Ma se le risposte ancora non ci sono, ci sono invece tante domande sulle quali le inchieste in corso dovranno fare chiarezza. Le elenca Lorenzo Pancini, segretario generale della Camera del Lavoro di Prato. Oltre alla indagine della magistratura, c’è – precisa il sindacalista – una indagine dell’ispettorato del lavoro: “Sappiamo che Luana aveva un contratto dal 2019 ma non sappiamo che tipo di contratto, a termine, a tempo indeterminato, di apprendistato?”. Quello che è certo è che quelle macchine richiedono competenza e quindi formazione. C’è stata la formazione? Se Luana era apprendista perché era sola davanti alla macchina? In una delle interviste rilasciate dalla madre della ragazza a caldo, la signora racconta che stavano per assumere un altro operaio “per dare una mano”.

Questo fa pensare che ritmi e carichi di lavoro in questo periodo siano particolarmente frenetici, la filiera della Fast Fashion è stagionale. Dall’ordito il manufatto va alla filatura, in un’altra azienda committente. Spiega Pancini: “Queste piccole aziende artigiane lavorano per conto terzi, la tentazione di accaparrarsi il lavoro puntando su ribassi e tempi stretti è sempre in agguato. Non intendo generalizzare e gettare la croce su un’intera categoria di imprenditori ma, se è morta una ragazza di 22 anni, c’è poco da girare intorno, bisogna capire cosa è successo e perché”.

Forse un malore e la macchina non si blocca

Il fatto che Luana non abbia gridato può far pensare che sia stata colta da malore, ma la macchina avrebbe dovuto bloccarsi al primo contatto con il corpo dell’operaia. Perché non si è fermata? Sono macchinari obsoleti? Ci sono stati gli investimenti sulla sicurezza? A chiarirlo servirà il fatto che sotto sequestro sono due macchine uguali, quella dove è avvenuto l’incidente ed un’altra per capirne il funzionamento.

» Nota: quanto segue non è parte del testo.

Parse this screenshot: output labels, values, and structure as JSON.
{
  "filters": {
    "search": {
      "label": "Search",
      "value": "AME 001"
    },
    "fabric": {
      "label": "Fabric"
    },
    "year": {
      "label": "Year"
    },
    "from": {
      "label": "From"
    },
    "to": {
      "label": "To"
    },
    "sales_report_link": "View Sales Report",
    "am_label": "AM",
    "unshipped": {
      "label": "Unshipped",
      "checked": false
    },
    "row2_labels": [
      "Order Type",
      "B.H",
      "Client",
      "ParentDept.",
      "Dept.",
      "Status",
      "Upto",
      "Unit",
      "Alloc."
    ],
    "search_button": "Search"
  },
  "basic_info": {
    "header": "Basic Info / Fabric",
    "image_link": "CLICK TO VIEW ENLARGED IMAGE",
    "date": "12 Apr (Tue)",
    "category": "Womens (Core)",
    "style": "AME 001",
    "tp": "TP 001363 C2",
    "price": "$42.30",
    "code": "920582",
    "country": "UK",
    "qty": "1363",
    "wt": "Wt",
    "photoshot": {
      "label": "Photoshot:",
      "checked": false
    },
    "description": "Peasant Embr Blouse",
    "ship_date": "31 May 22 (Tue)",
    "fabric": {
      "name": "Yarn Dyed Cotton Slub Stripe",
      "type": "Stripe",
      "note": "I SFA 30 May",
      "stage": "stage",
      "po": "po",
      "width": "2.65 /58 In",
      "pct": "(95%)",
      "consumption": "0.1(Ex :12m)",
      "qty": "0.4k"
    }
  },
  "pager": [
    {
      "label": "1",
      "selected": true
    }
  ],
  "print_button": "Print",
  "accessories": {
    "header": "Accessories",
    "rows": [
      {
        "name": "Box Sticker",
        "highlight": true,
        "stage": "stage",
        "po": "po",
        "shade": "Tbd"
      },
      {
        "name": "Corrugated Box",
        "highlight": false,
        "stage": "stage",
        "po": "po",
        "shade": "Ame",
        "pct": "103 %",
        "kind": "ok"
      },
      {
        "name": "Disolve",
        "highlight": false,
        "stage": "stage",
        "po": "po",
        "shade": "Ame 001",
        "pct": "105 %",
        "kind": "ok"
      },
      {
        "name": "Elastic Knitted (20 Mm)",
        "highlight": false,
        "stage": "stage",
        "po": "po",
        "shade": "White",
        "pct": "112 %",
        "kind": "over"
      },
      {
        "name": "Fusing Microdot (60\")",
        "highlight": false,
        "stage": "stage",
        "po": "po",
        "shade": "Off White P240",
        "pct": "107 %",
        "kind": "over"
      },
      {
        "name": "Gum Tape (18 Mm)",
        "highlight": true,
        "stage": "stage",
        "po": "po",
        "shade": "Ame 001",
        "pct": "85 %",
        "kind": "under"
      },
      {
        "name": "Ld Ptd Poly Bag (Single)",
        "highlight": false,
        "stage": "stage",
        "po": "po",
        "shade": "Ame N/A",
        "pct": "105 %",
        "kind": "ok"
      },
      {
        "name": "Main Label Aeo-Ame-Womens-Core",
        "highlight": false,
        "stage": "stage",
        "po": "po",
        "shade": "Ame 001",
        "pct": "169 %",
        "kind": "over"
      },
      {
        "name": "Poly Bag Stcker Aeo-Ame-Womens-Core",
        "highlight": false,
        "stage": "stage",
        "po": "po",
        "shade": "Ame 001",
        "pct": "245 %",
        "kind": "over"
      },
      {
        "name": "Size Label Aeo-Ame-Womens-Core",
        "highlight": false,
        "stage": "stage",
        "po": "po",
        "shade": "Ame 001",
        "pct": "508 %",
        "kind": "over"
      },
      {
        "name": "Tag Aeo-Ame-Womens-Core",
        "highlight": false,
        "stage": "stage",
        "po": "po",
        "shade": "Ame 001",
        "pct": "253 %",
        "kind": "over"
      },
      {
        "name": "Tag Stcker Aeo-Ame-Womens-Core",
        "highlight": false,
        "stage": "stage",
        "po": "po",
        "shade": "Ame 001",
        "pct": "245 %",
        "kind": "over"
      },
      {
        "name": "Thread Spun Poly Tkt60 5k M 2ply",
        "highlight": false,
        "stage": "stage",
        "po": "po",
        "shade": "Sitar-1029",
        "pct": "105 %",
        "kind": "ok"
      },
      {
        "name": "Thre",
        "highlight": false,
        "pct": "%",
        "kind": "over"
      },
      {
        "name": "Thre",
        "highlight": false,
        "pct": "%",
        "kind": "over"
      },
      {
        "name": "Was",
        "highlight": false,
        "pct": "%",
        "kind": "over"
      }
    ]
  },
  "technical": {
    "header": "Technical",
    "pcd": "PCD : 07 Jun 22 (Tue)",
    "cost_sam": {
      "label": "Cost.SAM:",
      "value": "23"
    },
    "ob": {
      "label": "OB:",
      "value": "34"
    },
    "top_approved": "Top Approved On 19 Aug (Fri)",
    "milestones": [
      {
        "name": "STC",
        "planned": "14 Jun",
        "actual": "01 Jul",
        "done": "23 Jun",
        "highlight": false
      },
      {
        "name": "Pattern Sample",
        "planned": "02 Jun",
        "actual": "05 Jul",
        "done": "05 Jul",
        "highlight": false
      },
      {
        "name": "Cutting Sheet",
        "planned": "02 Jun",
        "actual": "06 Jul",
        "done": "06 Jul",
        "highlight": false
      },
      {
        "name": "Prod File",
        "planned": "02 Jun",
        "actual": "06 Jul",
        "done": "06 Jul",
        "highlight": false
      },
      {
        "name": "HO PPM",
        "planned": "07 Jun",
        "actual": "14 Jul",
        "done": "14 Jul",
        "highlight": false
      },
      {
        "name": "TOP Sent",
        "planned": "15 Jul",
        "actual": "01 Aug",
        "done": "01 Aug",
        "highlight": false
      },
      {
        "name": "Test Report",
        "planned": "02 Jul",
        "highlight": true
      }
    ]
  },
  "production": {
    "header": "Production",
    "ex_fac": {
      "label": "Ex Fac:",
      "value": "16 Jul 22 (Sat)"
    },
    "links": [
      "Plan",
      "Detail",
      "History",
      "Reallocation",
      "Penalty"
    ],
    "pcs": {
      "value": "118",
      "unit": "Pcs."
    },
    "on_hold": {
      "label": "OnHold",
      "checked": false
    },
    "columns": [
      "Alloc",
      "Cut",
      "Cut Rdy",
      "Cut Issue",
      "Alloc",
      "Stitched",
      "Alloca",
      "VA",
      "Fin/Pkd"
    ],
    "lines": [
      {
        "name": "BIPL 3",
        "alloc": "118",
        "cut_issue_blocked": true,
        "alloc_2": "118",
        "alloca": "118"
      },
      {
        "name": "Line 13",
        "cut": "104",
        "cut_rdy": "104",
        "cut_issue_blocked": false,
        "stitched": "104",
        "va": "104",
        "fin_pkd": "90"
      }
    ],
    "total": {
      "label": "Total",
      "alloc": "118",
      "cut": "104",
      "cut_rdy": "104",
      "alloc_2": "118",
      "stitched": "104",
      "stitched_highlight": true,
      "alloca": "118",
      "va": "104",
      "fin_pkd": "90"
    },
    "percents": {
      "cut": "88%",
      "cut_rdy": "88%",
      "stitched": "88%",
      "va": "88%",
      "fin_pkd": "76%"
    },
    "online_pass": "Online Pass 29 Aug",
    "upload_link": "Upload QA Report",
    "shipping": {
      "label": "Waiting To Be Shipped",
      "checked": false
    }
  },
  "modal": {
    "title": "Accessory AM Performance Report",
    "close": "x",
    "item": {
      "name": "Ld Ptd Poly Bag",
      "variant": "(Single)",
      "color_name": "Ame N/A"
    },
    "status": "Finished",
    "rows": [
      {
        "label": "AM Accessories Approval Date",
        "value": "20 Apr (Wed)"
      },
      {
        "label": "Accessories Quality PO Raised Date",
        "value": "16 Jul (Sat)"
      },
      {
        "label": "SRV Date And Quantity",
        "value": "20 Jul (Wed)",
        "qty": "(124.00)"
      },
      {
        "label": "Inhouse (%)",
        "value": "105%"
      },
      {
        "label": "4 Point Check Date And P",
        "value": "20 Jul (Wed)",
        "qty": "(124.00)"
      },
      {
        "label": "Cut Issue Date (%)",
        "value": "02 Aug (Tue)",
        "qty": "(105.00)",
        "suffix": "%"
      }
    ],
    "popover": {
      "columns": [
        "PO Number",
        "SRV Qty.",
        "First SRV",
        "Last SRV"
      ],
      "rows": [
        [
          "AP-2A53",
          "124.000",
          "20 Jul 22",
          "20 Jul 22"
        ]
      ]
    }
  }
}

I sindacati di Prato hanno proclamato quattro ore di sciopero per venerdì 7 maggio. Il problema della sicurezza nelle aziende tessili non è più rinviabile. Il 2 febbraio scorso un altro ragazzo di Prato, Sabri Jaballah, 22 anni anche lui, ha perso la vita in un’azienda di Montale (in provincia di Pistoia), seppure in un diverso comparto produttivo. “C’è da ragionare – continua il segretario della Camera del Lavoro di Prato – sul modello produttivo fatto di piccolissime aziende che lavorano su diverse fasi specializzate della produzione”.

Ma c’è anche una considerazione più generale: “Quello che noi registriamo – dice Lorenzo Pancini – è un arretramento generale nelle condizioni materiali dei giovani. Arretramento nei diritti, nelle tutele, nella sicurezza, nei salari”.

“Questi ragazzi sono morti in un’età in cui altri ancora studiano, e nelle generazioni di poco precedenti anche i figli dei lavoratori accedevano in maggior numero all’università”.